Curtis: I’m writing a lot more than I did. I just finished a book called [The Making of] “Some Like It Hot”[: My Memories of Marilyn Monroe and the Classic American Movie]. I started putting down these notes and before I knew it I had a book ready. I’m cleaning that up now. So look, I’m going to be a writer, a cowboy, and I’m going to be a gynecologist.

 C&I: Some Like It Hot is one of my favorite films, and it’s AFI’s Number 14 film of all time. Is it one of your favorites?
Curtis: I love it, yeah — it’s a great movie. And I did another movie called The Great Race. I did Spartacus, Houdini, The Boston Strangler, and I’ve had some movies that I feel were unusual and different.

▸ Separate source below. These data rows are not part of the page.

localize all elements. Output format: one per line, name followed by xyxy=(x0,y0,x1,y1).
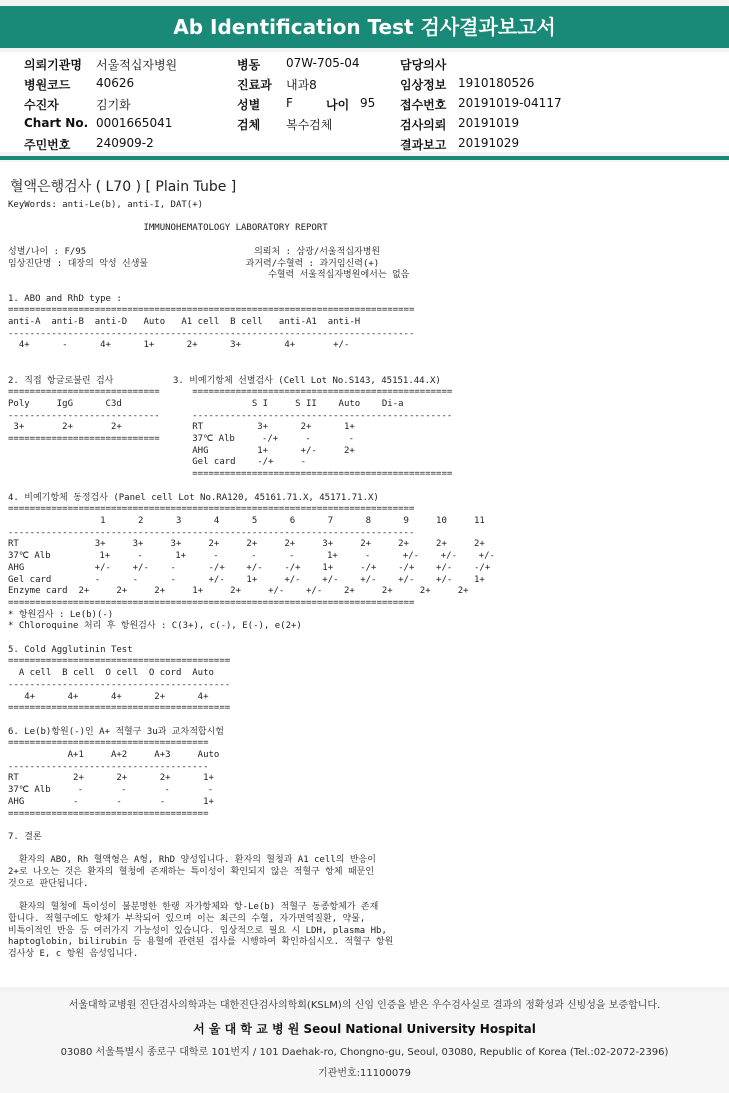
report-line: 2+로 나오는 것은 환자의 혈청에 존재하는 특이성이 확인되지 않은 적혈구 항체 때문인 xyxy=(8,867,375,878)
report-line: 4+ - 4+ 1+ 2+ 3+ 4+ +/- xyxy=(8,340,350,351)
blood-bank-section-title: 혈액은행검사 ( L70 ) [ Plain Tube ] xyxy=(10,179,237,195)
report-line: ---------------------------- ------------------------------------------------ xyxy=(8,410,453,421)
report-line: 5. Cold Agglutinin Test xyxy=(8,644,133,655)
report-line: =========================================================================== xyxy=(8,305,415,316)
label-institution: 의뢰기관명 xyxy=(24,58,82,72)
report-line xyxy=(8,212,495,224)
label-clinical-info: 임상정보 xyxy=(400,78,447,92)
report-line xyxy=(8,364,495,376)
value-institution: 서울적십자병원 xyxy=(96,58,178,72)
report-line: --------------------------------------------------------------------------- xyxy=(8,527,415,538)
report-line: 4+ 4+ 4+ 2+ 4+ xyxy=(8,691,209,702)
label-department: 진료과 xyxy=(237,78,272,92)
certification-statement: 서울대학교병원 진단검사의학과는 대한진단검사의학회(KSLM)의 신임 인증을 받은 우수검사실로 결과의 정확성과 신빙성을 보증합니다. xyxy=(68,1000,661,1011)
report-line: ========================================= xyxy=(8,703,231,714)
report-line: 검사상 E, c 항원 음성입니다. xyxy=(8,949,139,959)
label-hospital-code: 병원코드 xyxy=(24,78,71,92)
report-line: 환자의 ABO, Rh 혈액형은 A형, RhD 양성입니다. 환자의 혈청과 A1 cell의 반응이 xyxy=(8,855,376,866)
report-line: anti-A anti-B anti-D Auto A1 cell B cell anti-A1 anti-H xyxy=(8,317,361,328)
value-chart-no: 0001665041 xyxy=(96,116,173,130)
report-line: AHG +/- +/- - -/+ +/- -/+ 1+ -/+ -/+ +/- -/+ xyxy=(8,562,491,573)
report-line: Gel card - - - +/- 1+ +/- +/- +/- +/- +/- 1+ xyxy=(8,574,485,585)
value-sex: F xyxy=(286,96,293,110)
report-line: 비특이적인 반응 등 여러가지 가능성이 있습니다. 임상적으로 필요 시 LDH, plasma Hb, xyxy=(8,925,387,936)
label-chart-no: Chart No. xyxy=(24,116,89,130)
report-line: * 항원검사 : Le(b)(-) xyxy=(8,609,114,620)
report-line: RT 3+ 3+ 3+ 2+ 2+ 2+ 3+ 2+ 2+ 2+ 2+ xyxy=(8,539,485,550)
value-age: 95 xyxy=(360,96,376,110)
report-content xyxy=(0,162,729,987)
report-line: * Chloroquine 처리 후 항원검사 : C(3+), c(-), E(-), e(2+) xyxy=(8,621,302,632)
hospital-address: 03080 서울특별시 종로구 대학로 101번지 / 101 Daehak-ro, Chongno-gu, Seoul, 03080, Republic of Korea (Tel.:02-2072-2396) xyxy=(60,1047,669,1058)
label-age: 나이 xyxy=(326,98,350,112)
report-line: 합니다. 적혈구에도 항체가 부착되어 있으며 이는 최근의 수혈, 자가면역질환, 약물, xyxy=(8,913,366,924)
report-line: 2. 직접 항글로불린 검사 3. 비예기항체 선별검사 (Cell Lot No.S143, 45151.44.X) xyxy=(8,375,441,386)
report-line xyxy=(8,633,495,645)
report-line xyxy=(8,890,495,902)
report-line: ========================================= xyxy=(8,656,231,667)
report-line xyxy=(8,481,495,493)
report-line: AHG - - - 1+ xyxy=(8,796,214,807)
report-line: 것으로 판단됩니다. xyxy=(8,878,89,889)
value-patient-name: 김기화 xyxy=(96,98,131,112)
report-line: 7. 결론 xyxy=(8,831,42,842)
report-line: IMMUNOHEMATOLOGY LABORATORY REPORT xyxy=(8,223,328,234)
report-line: --------------------------------------------------------------------------- xyxy=(8,328,415,339)
value-specimen: 복수검체 xyxy=(286,118,333,132)
report-line xyxy=(8,282,495,294)
report-line: 4. 비예기항체 동정검사 (Panel cell Lot No.RA120, 45161.71.X, 45171.71.X) xyxy=(8,492,379,503)
report-line: ============================ ================================================ xyxy=(8,387,453,398)
report-line: Poly IgG C3d S I S II Auto Di-a xyxy=(8,398,404,409)
report-line: =========================================================================== xyxy=(8,504,415,515)
hospital-name: 서 울 대 학 교 병 원 Seoul National University Hospital xyxy=(193,1022,536,1036)
value-accession-no: 20191019-04117 xyxy=(458,96,562,110)
report-line: 37℃ Alb - - - - xyxy=(8,785,214,796)
report-line: RT 2+ 2+ 2+ 1+ xyxy=(8,773,214,784)
patient-info-header xyxy=(0,52,729,152)
report-line: KeyWords: anti-Le(b), anti-I, DAT(+) xyxy=(8,200,204,210)
report-footer xyxy=(0,992,729,1093)
label-sex: 성별 xyxy=(237,98,261,112)
report-line xyxy=(8,235,495,247)
report-line: Enzyme card 2+ 2+ 2+ 1+ 2+ +/- +/- 2+ 2+ 2+ 2+ xyxy=(8,586,469,597)
label-resident-no: 주민번호 xyxy=(24,138,71,152)
report-line: A cell B cell O cell O cord Auto xyxy=(8,668,214,679)
report-line: =========================================================================== xyxy=(8,597,415,608)
report-title-banner: Ab Identification Test 검사결과보고서 xyxy=(0,6,729,48)
value-clinical-info: 1910180526 xyxy=(458,76,535,90)
report-line: 37℃ Alb 1+ - 1+ - - - 1+ - +/- +/- +/- xyxy=(8,551,495,562)
report-line xyxy=(8,820,495,832)
report-line: ===================================== xyxy=(8,808,209,819)
report-line: ============================ 37℃ Alb -/+ - - xyxy=(8,434,355,445)
report-line: 1 2 3 4 5 6 7 8 9 10 11 xyxy=(8,515,485,526)
value-ward: 07W-705-04 xyxy=(286,56,360,70)
report-line: ================================================ xyxy=(8,469,453,480)
report-line: ===================================== xyxy=(8,738,209,749)
report-line: 임상진단명 : 대장의 악성 신생물 과거력/수혈력 : 과거임신력(+) xyxy=(8,258,380,269)
report-line: 성별/나이 : F/95 의뢰처 : 삼광/서울적십자병원 xyxy=(8,246,381,257)
report-line: 6. Le(b)항원(-)인 A+ 적혈구 3u과 교차적합시험 xyxy=(8,726,224,737)
label-accession-no: 접수번호 xyxy=(400,98,447,112)
report-line: 환자의 혈청에 특이성이 불분명한 한랭 자가항체와 항-Le(b) 적혈구 동종항체가 존재 xyxy=(8,902,379,913)
label-specimen: 검체 xyxy=(237,118,261,132)
label-report-date: 결과보고 xyxy=(400,138,447,152)
report-line: A+1 A+2 A+3 Auto xyxy=(8,750,220,761)
label-physician: 담당의사 xyxy=(400,58,447,72)
value-department: 내과8 xyxy=(286,78,317,92)
value-resident-no: 240909-2 xyxy=(96,136,154,150)
institution-number: 기관번호:11100079 xyxy=(318,1068,411,1079)
report-line: 3+ 2+ 2+ RT 3+ 2+ 1+ xyxy=(8,422,355,433)
value-request-date: 20191019 xyxy=(458,116,520,130)
header-divider xyxy=(0,156,729,160)
report-line: 1. ABO and RhD type : xyxy=(8,293,122,304)
label-patient-name: 수진자 xyxy=(24,98,59,112)
report-line xyxy=(8,715,495,727)
report-line xyxy=(8,844,495,856)
label-request-date: 검사의뢰 xyxy=(400,118,447,132)
lab-report-body xyxy=(0,200,503,961)
report-line: AHG 1+ +/- 2+ xyxy=(8,445,355,456)
report-line: haptoglobin, bilirubin 등 용혈에 관련된 검사를 시행하여 확인하십시오. 적혈구 항원 xyxy=(8,937,394,948)
report-line: ------------------------------------- xyxy=(8,761,209,772)
report-line xyxy=(8,352,495,364)
label-ward: 병동 xyxy=(237,58,261,72)
report-line: 수혈력 서울적십자병원에서는 없음 xyxy=(8,270,410,281)
value-hospital-code: 40626 xyxy=(96,76,135,90)
report-line: Gel card -/+ - xyxy=(8,457,307,468)
report-line: ----------------------------------------- xyxy=(8,679,231,690)
value-report-date: 20191029 xyxy=(458,136,520,150)
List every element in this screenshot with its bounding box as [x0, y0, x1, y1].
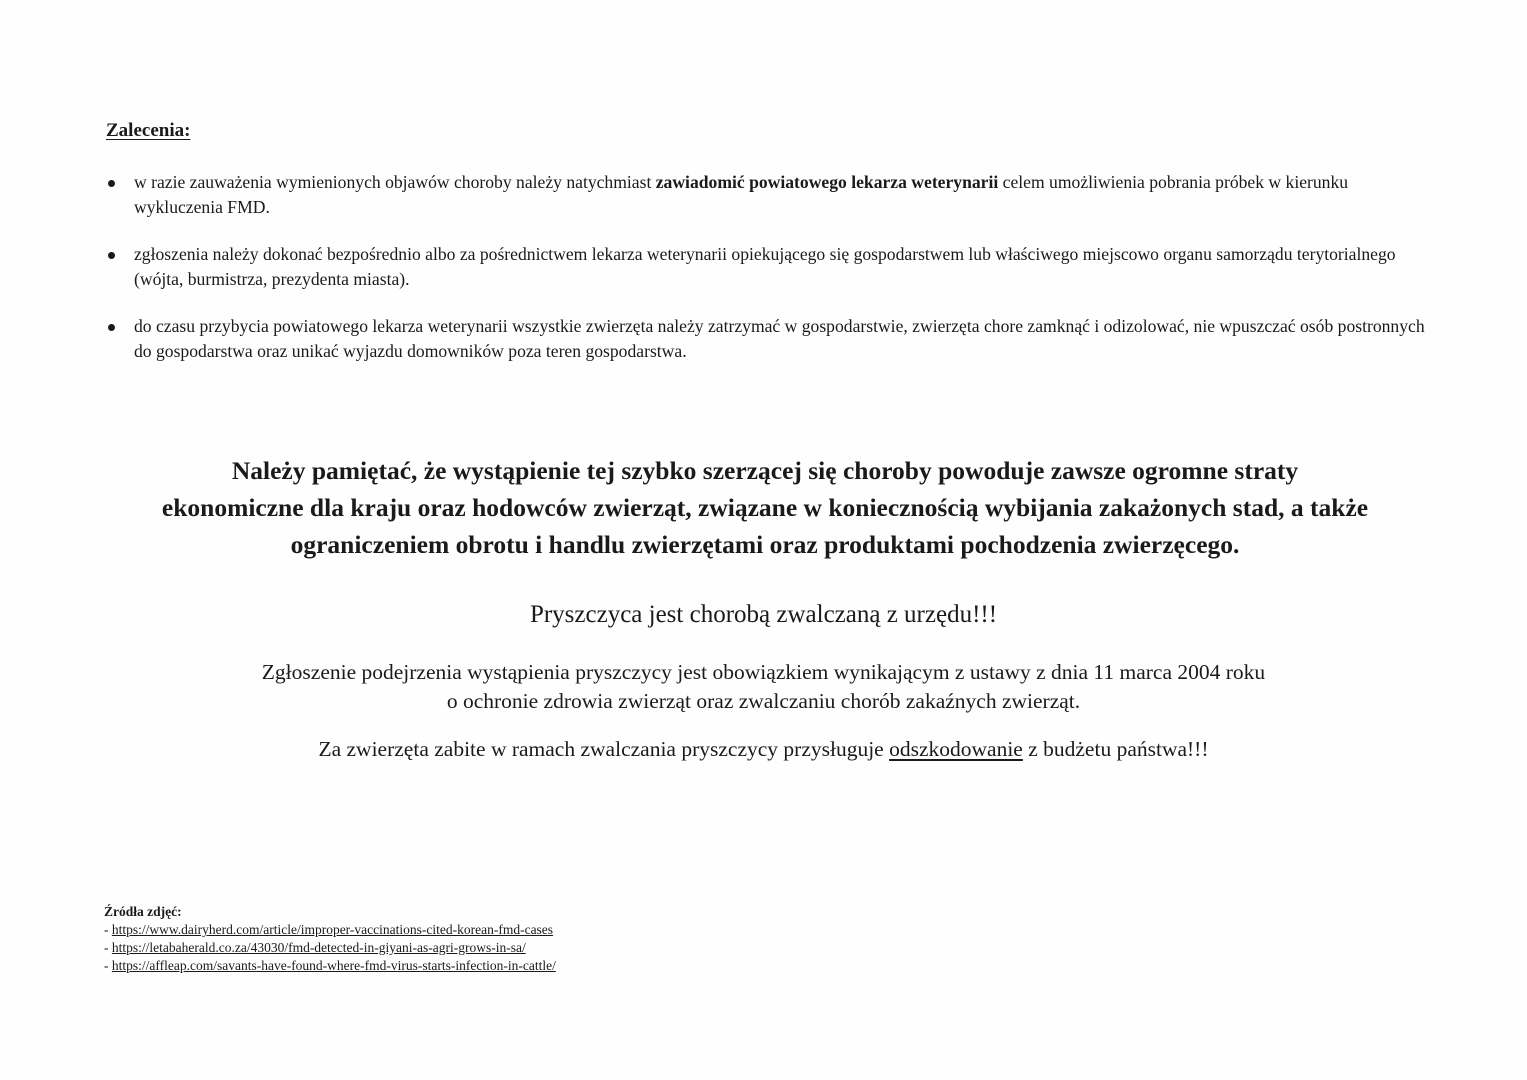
source-row — [104, 939, 556, 957]
bullet-text: zgłoszenia należy dokonać bezpośrednio albo za pośrednictwem lekarza weterynarii opiekującego się gospodarstwem lub właściwego miejscowo organu samorządu terytorialnego (wójta, burmistrza, prezydenta miasta). — [134, 244, 1396, 289]
compensation-underlined: odszkodowanie — [889, 737, 1023, 761]
source-link[interactable]: https://affleap.com/savants-have-found-where-fmd-virus-starts-infection-in-cattle/ — [111, 958, 556, 973]
sources-title: Źródła zdjęć: — [104, 904, 182, 919]
source-prefix: - — [104, 958, 112, 973]
recommendations-heading: Zalecenia: — [106, 120, 191, 141]
list-item — [106, 314, 1426, 364]
law-paragraph — [0, 658, 1527, 716]
source-row — [104, 957, 556, 975]
source-prefix: - — [104, 940, 112, 955]
law-line: Zgłoszenie podejrzenia wystąpienia pryszczycy jest obowiązkiem wynikającym z ustawy z dnia 11 marca 2004 roku — [261, 660, 1266, 684]
warning-paragraph — [90, 452, 1440, 563]
bullet-dot-icon — [108, 180, 115, 187]
recommendations-list — [106, 170, 1426, 386]
bullet-text: w razie zauważenia wymienionych objawów choroby należy natychmiast — [134, 172, 656, 192]
source-link[interactable]: https://letabaherald.co.za/43030/fmd-detected-in-giyani-as-agri-grows-in-sa/ — [111, 940, 526, 955]
bullet-dot-icon — [108, 252, 115, 259]
bullet-dot-icon — [108, 324, 115, 331]
bullet-bold-text: zawiadomić powiatowego lekarza weterynarii — [655, 172, 999, 192]
photo-sources — [104, 903, 556, 975]
source-prefix: - — [104, 922, 112, 937]
bullet-text: do czasu przybycia powiatowego lekarza weterynarii wszystkie zwierzęta należy zatrzymać w gospodarstwie, zwierzęta chore zamknąć i odizolować, nie wpuszczać osób postronnych do gospodarstwa oraz unikać wyjazdu domowników poza teren gospodarstwa. — [134, 316, 1425, 361]
list-item — [106, 170, 1426, 220]
compensation-text — [0, 737, 1527, 762]
bullet-text-end: celem umożliwienia pobrania próbek w kierunku wykluczenia FMD. — [134, 172, 1349, 217]
warning-line: Należy pamiętać, że wystąpienie tej szybko szerzącej się choroby powoduje zawsze ogromne straty — [231, 456, 1299, 485]
warning-line: ekonomiczne dla kraju oraz hodowców zwierząt, związane w koniecznością wybijania zakażonych stad, a także — [161, 493, 1369, 522]
source-row — [104, 921, 556, 939]
compensation-start: Za zwierzęta zabite w ramach zwalczania pryszczycy przysługuje — [318, 737, 890, 761]
notice-text: Pryszczyca jest chorobą zwalczaną z urzędu!!! — [529, 601, 998, 628]
list-item — [106, 242, 1426, 292]
source-link[interactable]: https://www.dairyherd.com/article/improper-vaccinations-cited-korean-fmd-cases — [111, 922, 554, 937]
warning-line: ograniczeniem obrotu i handlu zwierzętami oraz produktami pochodzenia zwierzęcego. — [290, 530, 1240, 559]
compensation-end: z budżetu państwa!!! — [1022, 737, 1209, 761]
law-line: o ochronie zdrowia zwierząt oraz zwalczaniu chorób zakaźnych zwierząt. — [446, 689, 1081, 713]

 C&I: You’ve also expressed yourself — to critical acclaim — in painting. …
Curtis: My paintings are somewhat surrealistic. For me, color is the key to it all. And now I’m taking a lot of photographs that I had in the past and turning them into giclées. I’m taking them out of the environment that they were in and making them into a very modern look.

 C&I: In your paintings you don’t use vivid colors. You use soft, quiet, colors. The mountains and the desert are pastels. …
Curtis: I just like to use colors any way I want. It depends a lot on how I’m feeling and what I want to do.

 C&I: Many of your paintings are evocative of Palm Springs, California. …
Curtis: I love Palm Springs. I love the desert a lot. I live here in Vegas. It’s the nicest and most appealing place I could live. I’ve got the Strip not far from me, and if I want that kind of up-to-date living, it’s there.